Ninth & Tenth qualifying sessions

These came at a stage when I was feeling pretty disillusioned with the BVC. The early excitement of advocacy sessions had been replaced with frustration with my tutors for constantly pulling me up for not following various mystifying evidential rules, while I had a particularly tedious and surprisingly difficult legal research assessment on European competition law hanging over me. At the same time money was tight and preventing me from going out with friends on the career ladder not accustomed to scrimping over the price of a pint. So it wasn't with much enthusiasm that I trudged down Chancery Lane from Inns of Court School of Law to the Temple. As usual, I bumped into a few people I vaguely knew from the course/previous dinners, and as we chatted and ate it became apparent that some of them were also struggling a bit. This had been easy to forget in the strangely anonymous atmosphere of the library and in even tutorials, where people flit in for an hour and a half, then quickly disappear into their own little London worlds. It was really very helpful to find this out.

Eleventh qualifying session

Another lecture, and I'm sorry Guy Mansfield QC, but another quick hand in of ticket and crafty escape.
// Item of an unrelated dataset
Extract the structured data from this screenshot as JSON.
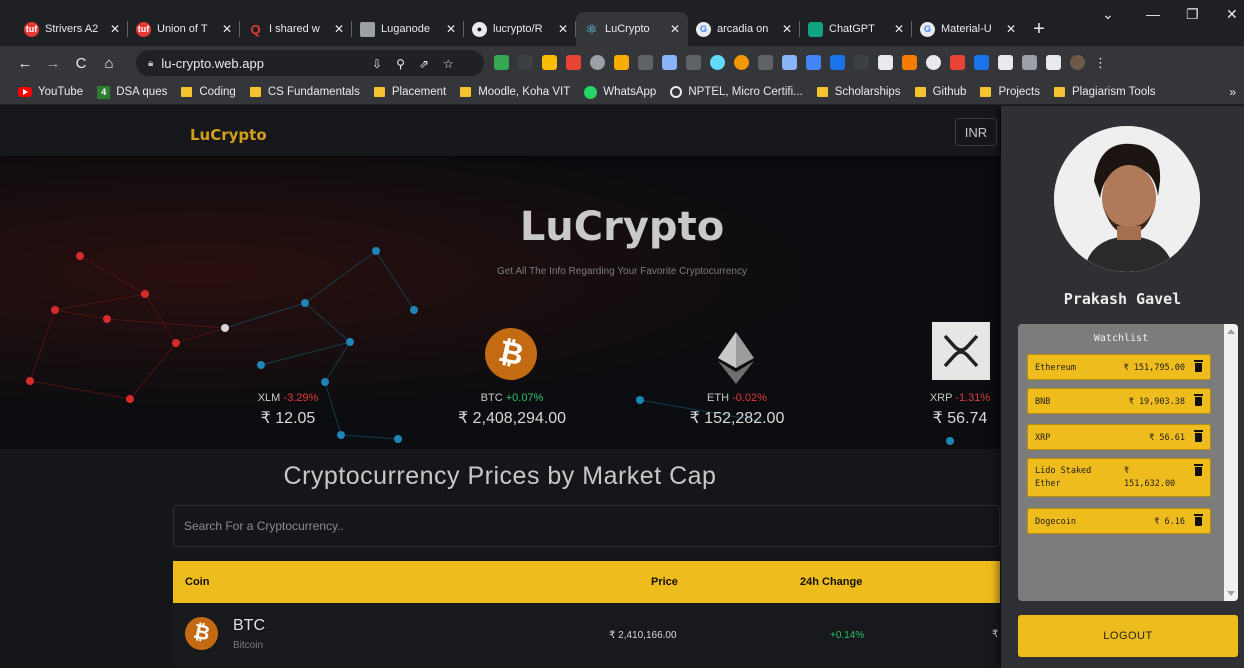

Twelfth qualifying session

Call day: I'd made it! I got my BVC results through and to my relief I had no resits. So all that remained was to be called to the Bar (and eat the buffet after the ceremony, which technically counts as the qualifying session). Being called to the Bar is similar to graduating from university - apart from the fact that at Middle Temple all the callees have to wear barrister wigs. Eventually, my name was read out and I appeared from the sea of wigs to be 'called to the Utter Bar' by the masonically-named master treasurer. And I'm a convert. Although it's undeniable that the BVC providers are now the main players, my Middle Temple dinners certainly enriched my BVC experience, an excellent counter-balance to the frequently one-dimensional drabness of the course. And I'd definitely rather eat a dinner than sit an exam.